Well, there was quite a crowd there by that time -- a dozen kids and ten or twelve men -- and they were standing around the horse and shaking their heads or laughing, and Mr. Telker was getting madder every minute.

"Jones," he said to Jibby, "you ought to know better than this. You should have some sense if my boy hasn't. What do you mean by letting him buy it?"

So Jibby started to tell him how he had been on the island and Stoopid had fired the shotgun, but he had hardly got that far when an automobile stopped beside us and the man in it leaned over and looked at the horse. He got out of the car and walked around the horse, studying it.

"Whose horse is this?" he asked.

"It's mi-mine," Stoopid said.

"Where did you get it?" the man asked.

"I bub-bought it," said Stoopid.

"He bought it from old Jobe Coffin, up on Big Tree Island," Jibby said.

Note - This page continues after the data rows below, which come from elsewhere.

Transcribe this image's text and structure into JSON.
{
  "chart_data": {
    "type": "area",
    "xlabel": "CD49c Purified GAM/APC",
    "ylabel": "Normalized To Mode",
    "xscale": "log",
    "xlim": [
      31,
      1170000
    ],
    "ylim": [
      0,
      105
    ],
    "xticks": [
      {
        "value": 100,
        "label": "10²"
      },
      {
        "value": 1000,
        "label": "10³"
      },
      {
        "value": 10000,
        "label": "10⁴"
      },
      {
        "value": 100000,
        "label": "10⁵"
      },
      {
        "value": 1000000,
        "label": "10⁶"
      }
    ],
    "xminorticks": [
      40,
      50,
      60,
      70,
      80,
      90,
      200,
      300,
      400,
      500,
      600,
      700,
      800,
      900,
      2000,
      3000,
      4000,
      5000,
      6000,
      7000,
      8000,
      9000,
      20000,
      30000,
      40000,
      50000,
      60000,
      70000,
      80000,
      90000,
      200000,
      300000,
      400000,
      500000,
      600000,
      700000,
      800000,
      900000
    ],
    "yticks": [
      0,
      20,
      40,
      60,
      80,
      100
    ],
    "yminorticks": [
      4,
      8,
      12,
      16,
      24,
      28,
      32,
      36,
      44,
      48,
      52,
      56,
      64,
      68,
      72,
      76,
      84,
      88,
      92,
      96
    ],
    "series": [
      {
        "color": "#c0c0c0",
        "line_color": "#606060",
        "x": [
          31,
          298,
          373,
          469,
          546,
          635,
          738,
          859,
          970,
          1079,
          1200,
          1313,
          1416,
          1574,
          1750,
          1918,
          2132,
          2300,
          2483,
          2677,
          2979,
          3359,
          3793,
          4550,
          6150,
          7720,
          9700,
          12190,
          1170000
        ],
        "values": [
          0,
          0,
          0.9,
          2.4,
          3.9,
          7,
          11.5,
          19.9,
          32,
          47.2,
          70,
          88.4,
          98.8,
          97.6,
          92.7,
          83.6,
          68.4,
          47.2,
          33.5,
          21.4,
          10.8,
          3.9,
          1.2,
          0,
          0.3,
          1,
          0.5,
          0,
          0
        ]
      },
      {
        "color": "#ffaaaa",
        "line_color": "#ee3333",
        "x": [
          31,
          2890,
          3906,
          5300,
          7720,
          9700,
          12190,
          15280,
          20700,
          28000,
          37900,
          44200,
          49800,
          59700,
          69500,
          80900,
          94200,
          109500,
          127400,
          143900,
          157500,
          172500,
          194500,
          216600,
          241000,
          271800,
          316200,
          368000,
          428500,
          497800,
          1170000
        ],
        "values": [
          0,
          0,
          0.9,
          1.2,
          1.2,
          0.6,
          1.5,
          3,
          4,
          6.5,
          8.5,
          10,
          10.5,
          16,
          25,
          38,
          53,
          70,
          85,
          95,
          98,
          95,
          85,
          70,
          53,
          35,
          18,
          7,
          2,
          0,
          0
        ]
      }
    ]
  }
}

"And where did he get it?" the man asked, turning to Jibby.

"Out of the river," Jibby said.

"How long ago was that?"

"Twenty years ago," Jibby said. "That's what everybody says."

"Twenty years, hey?" said the man, putting his hand on the horse's nose and stroking it. "Do you remember me, White-top, old fellow?" he asked the horse. "Boys," he said to us, "I never thought to see this horse again. This used to be my wife's horse -- I gave it to her when we were married, and she thought the world and all of this horse. It nearly broke her heart when we lost it. There was a flood and this horse got swept down the river. What are you going to do with this horse, son?"

"I don't know," said Stoopid, giving his father a look.

"You sell him to me," said the man. "No horse I own ever got into this condition. I'll take him up to my farm and give him a good pasture and let him live out his days in comfort. I'll give you five dollars -- will you take it?"

"Yes, sir," said Jibby Jones without waiting for Stoopid to speak. "We will accept five dollars for this horse."

Stoopid took the five dollars and we went back to the john-boat and started up the river again for our two-week camping trip.

"And I hope this will be a lesson to you, William," Jibby said when we were kicking along up the river.

"The next time you shoot at a rabbit and it is a horse you had better be sure you kill the horse or --"

"Yes, Jibby?" Stoopid asked. "Or what?"

"Or you'll be a rich man before you know it," said Jibby.